In recent years, research has shown that alveolation and abnormal pulmonary vascular development play an important role in the occurrence and development of BPD. ²⁴ Many cell growth factors are involved in the development of alveoli and pulmonary blood vessels, such as platelet-derived growth factor (PDGF), vascular endothelial growth factor (VEGF), and transforming growth factor. These growth factors play an important role in lung development and can promote the generation of alveoli and pulmonary blood vessels. ²⁵ Platelets play a role in repairing damaged blood vessels. When the vascular endothelium is damaged, subcutaneous matrix components such as von Willebrand factor are exposed. Platelets bind with von Willebrand factor to activate platelets, and the activated platelets release substances in internal particles (including adhesive proteins, growth factors, and procoagulation factors) to promote platelet aggregation. The aggregated platelets participate in the repair of damaged blood vessels and promote the formation of lung blood vessels. In this study, the PLT on the first day of life was significantly lower in infants with than without BPD, which was consistent with the results of Chen et al. ²⁶ This suggests that the risk of thrombocytopenia is higher in children with than without BPD. Additionally, it was speculated that decreases in secreted growth factors might be caused by thrombocytopenia. Effects on alveolation and pulmonary vascular development were further confirmed in a study by Oak and Hilgendorff, ²⁷ who found that PDGF, VEGF, transforming growth factor, and other factors were reduced in children with BPD and that these reductions were associated with abnormal pulmonary vascular development.

Compared with the PLT alone, the PMI uses both the PLT and mean platelet volume, allowing it to more accurately reflect platelet function. Okur et al. ²⁸ reported that preterm infants with ventricular hemorrhage, retinopathy of prematurity, neonatal NEC, and BPD had a lower PMI than preterm infants without these diseases. Studies have also shown that the growth factors of blood lamella, such as VEGF and PDGF, increase as the PMI increases.^29,30 The present study also showed that the PMI was lower in infants with than without BPD, and the clinical value of the PMI in predicting the occurrence of BPD was higher than that of the PLT. We speculate that children with BPD who have a low PMI also have low levels of VEGF and other cell growth factors, which are related to the occurrence and development of alveolation and abnormal pulmonary vascular development. Therefore, a low PMI may promote the occurrence of BPD.

The main limitation of this study is the small patient population. Furthermore, because this was a retrospective observational study, it was challenging to ensure consistency of the clinical data because not all patients were treated by the same physicians. Finally, this study only included Chinese patients, which prevents us from assessing the impact of ethnic diversity.
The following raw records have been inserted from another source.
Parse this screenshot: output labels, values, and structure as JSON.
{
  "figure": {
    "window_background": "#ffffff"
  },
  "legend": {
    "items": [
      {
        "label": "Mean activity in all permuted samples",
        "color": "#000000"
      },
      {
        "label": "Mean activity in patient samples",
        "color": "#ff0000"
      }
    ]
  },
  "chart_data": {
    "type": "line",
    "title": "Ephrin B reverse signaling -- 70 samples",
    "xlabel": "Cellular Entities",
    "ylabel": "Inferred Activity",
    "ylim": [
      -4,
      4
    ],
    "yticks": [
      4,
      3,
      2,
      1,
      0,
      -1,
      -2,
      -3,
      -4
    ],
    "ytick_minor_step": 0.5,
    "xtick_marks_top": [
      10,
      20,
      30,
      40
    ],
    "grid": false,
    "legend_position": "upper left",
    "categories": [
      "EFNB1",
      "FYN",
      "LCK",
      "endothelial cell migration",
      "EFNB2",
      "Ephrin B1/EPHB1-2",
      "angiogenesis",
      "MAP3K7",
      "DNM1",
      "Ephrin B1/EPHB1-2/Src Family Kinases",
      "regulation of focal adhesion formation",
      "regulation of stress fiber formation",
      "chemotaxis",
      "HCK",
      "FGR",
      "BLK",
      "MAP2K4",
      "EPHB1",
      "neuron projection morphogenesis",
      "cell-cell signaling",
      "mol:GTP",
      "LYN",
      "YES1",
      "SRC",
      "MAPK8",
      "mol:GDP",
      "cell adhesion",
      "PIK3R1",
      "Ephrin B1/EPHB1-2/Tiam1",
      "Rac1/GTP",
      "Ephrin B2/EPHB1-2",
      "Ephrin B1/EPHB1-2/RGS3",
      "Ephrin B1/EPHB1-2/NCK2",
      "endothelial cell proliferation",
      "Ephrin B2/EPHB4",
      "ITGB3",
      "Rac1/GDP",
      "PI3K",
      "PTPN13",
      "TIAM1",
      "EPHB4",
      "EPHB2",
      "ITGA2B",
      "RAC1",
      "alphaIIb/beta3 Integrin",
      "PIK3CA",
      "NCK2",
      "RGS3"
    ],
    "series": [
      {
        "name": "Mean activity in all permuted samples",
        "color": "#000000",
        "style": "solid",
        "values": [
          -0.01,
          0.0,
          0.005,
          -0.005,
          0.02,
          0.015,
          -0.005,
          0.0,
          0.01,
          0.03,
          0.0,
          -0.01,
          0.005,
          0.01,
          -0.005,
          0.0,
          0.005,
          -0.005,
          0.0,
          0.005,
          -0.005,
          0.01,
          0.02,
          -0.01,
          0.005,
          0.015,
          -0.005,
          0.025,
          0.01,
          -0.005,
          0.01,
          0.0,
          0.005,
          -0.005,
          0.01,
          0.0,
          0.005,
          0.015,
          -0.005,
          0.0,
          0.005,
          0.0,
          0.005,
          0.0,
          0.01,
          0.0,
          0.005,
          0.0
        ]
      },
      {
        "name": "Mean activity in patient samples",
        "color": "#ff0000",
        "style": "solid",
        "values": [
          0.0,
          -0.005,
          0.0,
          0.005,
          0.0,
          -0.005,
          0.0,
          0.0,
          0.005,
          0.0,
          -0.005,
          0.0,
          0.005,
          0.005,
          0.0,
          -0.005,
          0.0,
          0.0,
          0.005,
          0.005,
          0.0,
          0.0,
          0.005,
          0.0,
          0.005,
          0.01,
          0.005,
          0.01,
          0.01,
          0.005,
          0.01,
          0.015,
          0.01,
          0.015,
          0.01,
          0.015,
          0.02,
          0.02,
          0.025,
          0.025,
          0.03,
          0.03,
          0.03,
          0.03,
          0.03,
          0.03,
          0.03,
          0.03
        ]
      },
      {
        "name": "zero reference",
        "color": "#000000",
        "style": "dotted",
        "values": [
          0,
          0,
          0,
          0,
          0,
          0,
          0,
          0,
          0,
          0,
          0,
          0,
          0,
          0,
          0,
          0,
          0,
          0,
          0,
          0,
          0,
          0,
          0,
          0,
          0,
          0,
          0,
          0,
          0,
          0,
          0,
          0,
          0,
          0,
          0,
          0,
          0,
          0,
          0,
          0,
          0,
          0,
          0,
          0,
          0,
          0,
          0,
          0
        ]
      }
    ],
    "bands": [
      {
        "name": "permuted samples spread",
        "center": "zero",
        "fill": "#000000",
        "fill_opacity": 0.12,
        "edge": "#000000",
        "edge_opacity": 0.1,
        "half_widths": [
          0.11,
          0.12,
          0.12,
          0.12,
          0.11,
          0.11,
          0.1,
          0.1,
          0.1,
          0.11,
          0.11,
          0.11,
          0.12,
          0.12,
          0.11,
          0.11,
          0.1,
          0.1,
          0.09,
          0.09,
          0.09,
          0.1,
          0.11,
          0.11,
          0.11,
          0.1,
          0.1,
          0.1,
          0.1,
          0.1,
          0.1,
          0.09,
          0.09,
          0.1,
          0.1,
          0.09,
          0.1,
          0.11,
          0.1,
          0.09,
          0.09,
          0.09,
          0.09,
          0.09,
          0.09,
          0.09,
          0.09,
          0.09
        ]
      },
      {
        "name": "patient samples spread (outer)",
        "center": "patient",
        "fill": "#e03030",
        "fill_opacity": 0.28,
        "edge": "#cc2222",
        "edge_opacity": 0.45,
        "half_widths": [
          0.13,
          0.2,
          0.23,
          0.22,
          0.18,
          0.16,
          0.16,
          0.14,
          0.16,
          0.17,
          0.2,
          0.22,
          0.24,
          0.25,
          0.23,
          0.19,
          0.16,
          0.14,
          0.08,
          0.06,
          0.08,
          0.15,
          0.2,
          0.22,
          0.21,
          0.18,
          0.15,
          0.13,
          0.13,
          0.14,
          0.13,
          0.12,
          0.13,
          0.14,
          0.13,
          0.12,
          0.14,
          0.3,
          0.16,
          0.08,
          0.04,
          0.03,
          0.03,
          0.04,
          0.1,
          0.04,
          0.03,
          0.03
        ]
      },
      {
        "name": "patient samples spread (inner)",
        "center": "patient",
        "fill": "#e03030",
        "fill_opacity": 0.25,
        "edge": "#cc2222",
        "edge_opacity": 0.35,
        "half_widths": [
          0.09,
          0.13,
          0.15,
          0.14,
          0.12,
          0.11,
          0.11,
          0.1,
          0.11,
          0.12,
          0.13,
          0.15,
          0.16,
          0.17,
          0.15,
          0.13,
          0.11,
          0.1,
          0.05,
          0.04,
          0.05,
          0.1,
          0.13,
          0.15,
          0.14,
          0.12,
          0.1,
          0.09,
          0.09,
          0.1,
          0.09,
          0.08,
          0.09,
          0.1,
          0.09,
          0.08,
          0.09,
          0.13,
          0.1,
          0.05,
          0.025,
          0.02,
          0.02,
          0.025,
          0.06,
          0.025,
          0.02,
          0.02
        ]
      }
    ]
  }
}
Multicenter, large-sample studies are needed to increase the level of evidence for the relationship of BPD with the NLR, PMI, and PLT.

In conclusion, as new inflammatory markers, the NLR, PLT, and PMI have the advantages of being simple, economical, and rapid; having a certain sensitivity and specificity for predicting the occurrence of BPD; and having important clinical application value.